Entre interdits, tolérance et usage quotidien
Boisson désapprouvée par les missionnaires au XVIIIe et les commerçants occidentaux au XIXe siècle au bénéfice de l’alcool, puis interdit, sans raison scientifique reconnue, par de nombreux pays dans les années 2002, le !ava n’est presque plus cultivé en Polynésie orientale, alors que jadis chaque clan avait ses champs de ‘ava, tel que cité dans le mythe de Hiro à Taha’a. Mais il reste consommé dans certaines îles d’Océanie, en Australie, Polynésie, Micronésie, Mélanésie, comme à Fidji où Natea Montillier Tetuanui a pu observer sa consommation au quotidien, certains dignitaires possédant de magnifiques bols à kava rituels en bois noble « en forme de tortue, avec un fond pointu, quatre pieds et une tête de tortue qui fait office de bec verseur » et des bols de coco d’un beau lustre jaune dû au fréquent usage, pour le partage qui doit respecter la hiérarchie des hôtes. L’utilisation du ‘ava est « tolérée » en Polynésie française lors de cérémonies traditionnelles car elle scelle ainsi des accords amicaux.
Cette plante a également des vertus médicinales ; elle était utilisée pour « soigner la blennorragie, des rhumatismes, la bronchite, la phtisie pulmonaire ». Trente tonnes de racines sèches sont consommées par an sur le marché pharmaceutique européen, notamment en France et en Allemagne de l’ouest, pour « des soins palliatifs » car la recette traditionnelle a des propriétés anesthésiques, relaxantes, tonifiantes et euphorisantes. « Toutes les plantes médicinales sont intéressantes », explique Natea Montillier, en digne héritière d’une passion familiale. En effet, sa grand-mère, Manua Vahine, et sa grand-tante, Mama Vahine, tradipraticiennes et expertes des plantes médicinales, communiquèrent de nombreuses recettes à Paul Pétard.

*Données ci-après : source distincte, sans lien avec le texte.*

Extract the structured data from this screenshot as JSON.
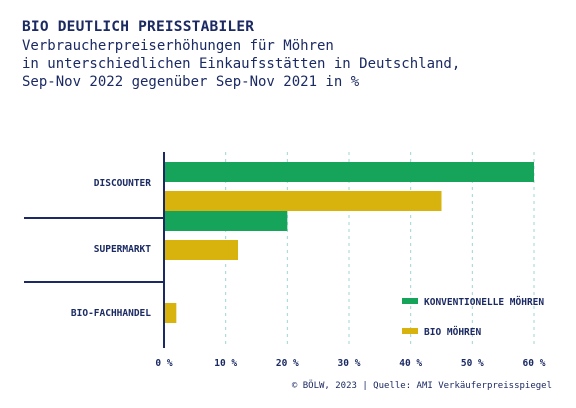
{
  "title": "BIO DEUTLICH PREISSTABILER",
  "subtitle_lines": [
    "Verbraucherpreiserhöhungen für Möhren",
    "in unterschiedlichen Einkaufsstätten in Deutschland,",
    "Sep-Nov 2022 gegenüber Sep-Nov 2021 in %"
  ],
  "footer": "© BÖLW, 2023 | Quelle: AMI Verkäuferpreisspiegel",
  "colors": {
    "navy": "#1b2a63",
    "green": "#16a35a",
    "yellow": "#d8b30e",
    "grid": "#9fd6d4"
  },
  "chart_data": {
    "type": "bar",
    "orientation": "horizontal",
    "categories": [
      "DISCOUNTER",
      "SUPERMARKT",
      "BIO-FACHHANDEL"
    ],
    "series": [
      {
        "name": "KONVENTIONELLE MÖHREN",
        "color": "#16a35a",
        "values": [
          60,
          20,
          null
        ]
      },
      {
        "name": "BIO MÖHREN",
        "color": "#d8b30e",
        "values": [
          45,
          12,
          2
        ]
      }
    ],
    "xlim": [
      0,
      60
    ],
    "ticks": [
      0,
      10,
      20,
      30,
      40,
      50,
      60
    ],
    "tick_labels": [
      "0 %",
      "10 %",
      "20 %",
      "30 %",
      "40 %",
      "50 %",
      "60 %"
    ],
    "grid": "vertical dashed",
    "legend_position": "bottom-right"
  }
}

Premier livret d’une future série visant à « promouvoir un savoir-faire ou une tradition ancestrale (quand ils seront édités dans la collection Patrimoine polynésien) », celui-ci et les suivants seront distribués lors des soirées du Heiva i Tahiti et dans les établissements scolaires. Ils sont également disponibles pour tous en téléchargement numérique sur le site internet de l’éditeur, la Direction de la Culture et du Patrimoine (www.culture-patrimoine. pf). Les prochains livrets s’intéresseront au himene tarava et aux taura.
Références bibliographiques:
Rossile, Richard, Le Kava aux îles Wallis et Futuna: usage symbolique et cérémonial des origines à nos jours – (in Patrick O’Reilly, BSEO. n° 234 – Mars 1986 – Tome XIX – N° 11)
Cuzent, G., Du kava ou ava, Communiqué par M. le pharmacien P. Pétard (suite et fin) – extrait du BSEO n° 68 – Tome VI (N° 7) – Mars 1940 (Anthropologie, Ethnologie, Philologie) – pages 278 à 282
De La Roche, Jean, « Du kawa au rôle rituel de mastication », in Ethnographie.
Lebot, V. et Cabalion, P., Les kavas du Vanuatu – extraits, Paris 1986 – Orstom – 230 p. – BSEO n° 238 – Tome XX – n° 3/Mars 1987.
Rognon, Frédéric, Le kava, Inalco Paris 1983, extraits in BSEO n° 87-88 – Juin-Septembre 1949 – Tome VII (n° 17-18).
Brown, George, Melanesians and Polynesians, Their life histories described and compared, with illustrations, Ed. Macmillan and Co limited, St Martin’s street, London, 1910, Printed by R.& R. Clark limited, Edinburgh, England, 451pages.